Holyrood Highlights: The normal folk’s guide to Wednesday in parliament


I love the smell of constitutional crisis in the morning

ANOTHER DAY, another debate on the perils and promise of the Scottish Government’s Continuity Bill, which is either a necessary legislative articulation of the devolution settlement post-Brexit or a piratical piece of legalistic Imagineering, depending on who’s yelling right now.

Yet as ever, the noisiest events in parliament should not overshadow the rest of the Holyrood itinerary for the day. Below, CommonSpace catches you up on what you need to know.

Parliamentary business

Today’s Portfolio Questions will focus on Education and Skills, with Labour MSP Neil Bibby seeking further comment from the Scottish Government on the continuing industrial action by the Universities and College Union over staff pensions. First Minister Nicola Sturgeon has previously indicated that the government encourages dialogue and is watching the situation closely, but many across the chamber may be seeking a more definitive statement on the matter.

Following Portfolio Questions, the UK Withdrawal from the European Union (Legal Continuity) (Scotland) Bill – the SNP’s controversial attempt to circumvent what the UK Government insist is not a power grab, merely a selective grabbing of certain returning EU responsibilities which could be construed as ‘powers’ – will be debated again as it reaches the Stage 1 of the legislative process. This will be followed by a financial resolution.

The Scottish Greens’ support virtually guarantees that parliament will agree to its general principles. Despite ruling that such legislative was outwith the competence of Holyood – a legal judgement that had all the impact of a well-aimed meringue – Presiding Officer Ken Macintosh has nevertheless decreed that all amendments to the bill should be lodged by 2pm on Friday. Until then, maybe he can pass the time catching Pokemon or something.

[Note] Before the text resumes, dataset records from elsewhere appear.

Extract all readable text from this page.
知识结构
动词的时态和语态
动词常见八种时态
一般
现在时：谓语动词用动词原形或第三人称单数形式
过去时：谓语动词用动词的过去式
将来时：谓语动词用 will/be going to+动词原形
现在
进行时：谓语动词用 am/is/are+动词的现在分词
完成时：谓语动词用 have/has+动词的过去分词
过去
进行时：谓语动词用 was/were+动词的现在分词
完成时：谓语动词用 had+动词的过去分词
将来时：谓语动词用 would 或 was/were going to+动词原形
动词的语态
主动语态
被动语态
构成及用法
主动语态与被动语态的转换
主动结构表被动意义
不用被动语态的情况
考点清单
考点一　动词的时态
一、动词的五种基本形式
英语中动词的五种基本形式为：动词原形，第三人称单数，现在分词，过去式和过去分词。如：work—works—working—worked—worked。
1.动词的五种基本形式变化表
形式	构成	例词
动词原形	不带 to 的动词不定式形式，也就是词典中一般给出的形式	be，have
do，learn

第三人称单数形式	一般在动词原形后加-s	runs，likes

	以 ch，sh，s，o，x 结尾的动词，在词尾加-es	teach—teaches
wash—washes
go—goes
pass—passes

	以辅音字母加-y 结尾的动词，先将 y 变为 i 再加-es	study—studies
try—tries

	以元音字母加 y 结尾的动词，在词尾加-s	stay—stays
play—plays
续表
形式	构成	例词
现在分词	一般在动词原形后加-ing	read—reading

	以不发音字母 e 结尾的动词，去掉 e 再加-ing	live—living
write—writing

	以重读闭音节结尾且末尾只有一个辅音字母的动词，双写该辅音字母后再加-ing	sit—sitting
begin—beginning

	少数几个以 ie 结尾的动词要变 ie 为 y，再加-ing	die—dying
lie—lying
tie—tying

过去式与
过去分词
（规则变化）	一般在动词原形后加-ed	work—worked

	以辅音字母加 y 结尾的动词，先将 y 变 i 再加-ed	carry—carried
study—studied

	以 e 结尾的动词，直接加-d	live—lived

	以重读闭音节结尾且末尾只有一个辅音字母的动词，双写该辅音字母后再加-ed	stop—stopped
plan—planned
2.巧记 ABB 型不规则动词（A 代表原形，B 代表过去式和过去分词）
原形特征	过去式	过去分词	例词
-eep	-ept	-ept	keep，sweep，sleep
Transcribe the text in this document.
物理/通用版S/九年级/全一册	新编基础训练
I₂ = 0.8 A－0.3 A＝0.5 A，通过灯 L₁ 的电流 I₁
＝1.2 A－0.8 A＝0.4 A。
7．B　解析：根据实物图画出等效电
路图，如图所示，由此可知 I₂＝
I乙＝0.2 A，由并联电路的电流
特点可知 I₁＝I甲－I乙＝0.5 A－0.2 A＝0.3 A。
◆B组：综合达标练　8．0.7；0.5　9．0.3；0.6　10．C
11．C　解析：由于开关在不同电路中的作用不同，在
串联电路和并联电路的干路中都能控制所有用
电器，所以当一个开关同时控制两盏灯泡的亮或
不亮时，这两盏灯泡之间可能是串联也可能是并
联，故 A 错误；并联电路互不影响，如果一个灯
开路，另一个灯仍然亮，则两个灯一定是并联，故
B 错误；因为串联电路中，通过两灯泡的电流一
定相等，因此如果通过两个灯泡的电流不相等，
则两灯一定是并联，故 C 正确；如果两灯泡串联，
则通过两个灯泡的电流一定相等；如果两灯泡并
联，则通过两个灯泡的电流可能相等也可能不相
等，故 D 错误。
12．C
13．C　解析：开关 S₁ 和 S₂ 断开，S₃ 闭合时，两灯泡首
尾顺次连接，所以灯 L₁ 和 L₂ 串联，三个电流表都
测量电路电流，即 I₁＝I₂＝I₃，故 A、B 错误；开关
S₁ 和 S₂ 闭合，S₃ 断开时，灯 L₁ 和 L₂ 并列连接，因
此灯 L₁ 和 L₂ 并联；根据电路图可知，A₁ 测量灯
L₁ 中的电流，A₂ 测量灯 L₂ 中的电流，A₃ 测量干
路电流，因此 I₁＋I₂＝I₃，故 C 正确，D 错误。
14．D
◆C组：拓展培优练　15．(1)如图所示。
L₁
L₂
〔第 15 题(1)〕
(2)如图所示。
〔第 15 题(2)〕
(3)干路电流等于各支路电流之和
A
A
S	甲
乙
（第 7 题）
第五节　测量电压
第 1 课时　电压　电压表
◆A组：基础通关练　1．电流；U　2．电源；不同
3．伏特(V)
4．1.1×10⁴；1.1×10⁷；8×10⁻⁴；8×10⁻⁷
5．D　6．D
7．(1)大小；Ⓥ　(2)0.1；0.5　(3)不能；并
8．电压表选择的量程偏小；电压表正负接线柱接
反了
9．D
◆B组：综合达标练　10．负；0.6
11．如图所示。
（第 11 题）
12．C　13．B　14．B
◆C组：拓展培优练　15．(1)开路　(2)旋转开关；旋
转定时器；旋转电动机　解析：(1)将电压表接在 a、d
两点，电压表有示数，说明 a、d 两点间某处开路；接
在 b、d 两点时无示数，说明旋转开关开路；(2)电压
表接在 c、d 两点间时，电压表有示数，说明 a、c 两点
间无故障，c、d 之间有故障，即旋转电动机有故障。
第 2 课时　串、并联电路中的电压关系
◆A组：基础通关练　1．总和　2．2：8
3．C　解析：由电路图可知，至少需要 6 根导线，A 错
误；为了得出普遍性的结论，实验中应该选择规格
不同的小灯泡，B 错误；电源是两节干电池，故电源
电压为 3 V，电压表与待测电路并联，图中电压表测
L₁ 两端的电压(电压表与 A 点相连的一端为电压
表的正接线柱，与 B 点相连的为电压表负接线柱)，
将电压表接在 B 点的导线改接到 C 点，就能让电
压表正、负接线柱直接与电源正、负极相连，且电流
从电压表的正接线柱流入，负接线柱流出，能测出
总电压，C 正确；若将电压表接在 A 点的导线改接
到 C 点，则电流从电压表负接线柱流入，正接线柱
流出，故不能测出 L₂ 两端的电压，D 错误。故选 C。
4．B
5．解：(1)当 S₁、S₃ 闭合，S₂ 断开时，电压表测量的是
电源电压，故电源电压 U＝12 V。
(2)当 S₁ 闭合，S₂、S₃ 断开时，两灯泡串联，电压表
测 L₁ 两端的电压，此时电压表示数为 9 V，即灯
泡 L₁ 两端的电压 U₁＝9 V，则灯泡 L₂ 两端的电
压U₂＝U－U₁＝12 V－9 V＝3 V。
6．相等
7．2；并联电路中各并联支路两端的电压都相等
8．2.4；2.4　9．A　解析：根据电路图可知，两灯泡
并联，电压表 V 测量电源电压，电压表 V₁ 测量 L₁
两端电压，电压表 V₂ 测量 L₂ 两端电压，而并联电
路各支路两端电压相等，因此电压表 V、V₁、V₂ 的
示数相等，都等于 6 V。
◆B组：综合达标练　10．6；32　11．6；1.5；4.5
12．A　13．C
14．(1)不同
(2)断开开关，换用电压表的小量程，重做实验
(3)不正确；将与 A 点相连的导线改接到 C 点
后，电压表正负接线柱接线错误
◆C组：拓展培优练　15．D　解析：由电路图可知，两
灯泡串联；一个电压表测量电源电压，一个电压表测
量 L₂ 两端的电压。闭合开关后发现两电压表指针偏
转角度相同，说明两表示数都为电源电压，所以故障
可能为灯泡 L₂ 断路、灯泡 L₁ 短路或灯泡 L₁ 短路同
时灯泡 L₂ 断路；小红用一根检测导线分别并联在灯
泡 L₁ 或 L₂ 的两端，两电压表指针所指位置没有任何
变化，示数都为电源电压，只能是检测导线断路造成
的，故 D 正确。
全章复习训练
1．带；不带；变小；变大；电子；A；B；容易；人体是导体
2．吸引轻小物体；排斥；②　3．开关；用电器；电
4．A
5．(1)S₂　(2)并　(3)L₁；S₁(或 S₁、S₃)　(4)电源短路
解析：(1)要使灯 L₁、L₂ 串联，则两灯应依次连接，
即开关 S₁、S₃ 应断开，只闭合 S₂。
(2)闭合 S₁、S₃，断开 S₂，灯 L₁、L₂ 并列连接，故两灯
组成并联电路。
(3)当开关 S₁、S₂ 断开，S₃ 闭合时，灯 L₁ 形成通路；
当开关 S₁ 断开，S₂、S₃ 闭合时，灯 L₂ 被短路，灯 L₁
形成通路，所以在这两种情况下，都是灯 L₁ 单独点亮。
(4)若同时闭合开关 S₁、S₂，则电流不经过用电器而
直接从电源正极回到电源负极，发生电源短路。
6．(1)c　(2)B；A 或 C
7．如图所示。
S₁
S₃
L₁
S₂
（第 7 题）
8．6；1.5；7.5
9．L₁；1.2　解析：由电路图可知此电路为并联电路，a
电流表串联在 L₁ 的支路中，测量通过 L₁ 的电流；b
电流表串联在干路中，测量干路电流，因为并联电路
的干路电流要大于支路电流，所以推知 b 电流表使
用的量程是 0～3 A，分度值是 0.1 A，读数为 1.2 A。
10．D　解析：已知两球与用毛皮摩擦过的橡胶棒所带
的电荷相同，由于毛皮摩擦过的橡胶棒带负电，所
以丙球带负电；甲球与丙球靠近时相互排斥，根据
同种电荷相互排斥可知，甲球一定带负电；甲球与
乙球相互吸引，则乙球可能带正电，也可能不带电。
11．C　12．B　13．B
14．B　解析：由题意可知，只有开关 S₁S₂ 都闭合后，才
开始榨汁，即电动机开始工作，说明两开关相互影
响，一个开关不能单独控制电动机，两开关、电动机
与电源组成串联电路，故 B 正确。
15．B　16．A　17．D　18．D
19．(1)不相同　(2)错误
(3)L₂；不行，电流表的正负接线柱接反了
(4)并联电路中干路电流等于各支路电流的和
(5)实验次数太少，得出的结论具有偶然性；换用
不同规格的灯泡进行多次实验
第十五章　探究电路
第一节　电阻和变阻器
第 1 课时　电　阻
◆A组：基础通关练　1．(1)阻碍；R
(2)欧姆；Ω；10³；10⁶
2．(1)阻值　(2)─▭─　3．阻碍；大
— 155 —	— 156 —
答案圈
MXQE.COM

Towards the end of the day, SNP MSP Stewart Stevenson will present Member’s Business on the thrilling potential applications of Electronic and Internet Voting, with which nothing could go wrong, and absolutely won’t lead to the unexpected victory of the Amazon-Netflix-Skynet coalition.

Committee business

Mike Russell will again be continuing with the Continuity Bill today, appearing before the finance and constitution committee in the latest of a series of combative engagements that will no doubt remind the minister why no one has ever said: “He who is tired of committees is tired of life.”

Visits and events

Scotland’s anti-bullying service respectme will be celebrating 10 years of work in parliament today, explaining how the organisation has supported parents, children and educators in combating bullying and harassment. Given the state of parliament, perhaps they can give MSPs some tips.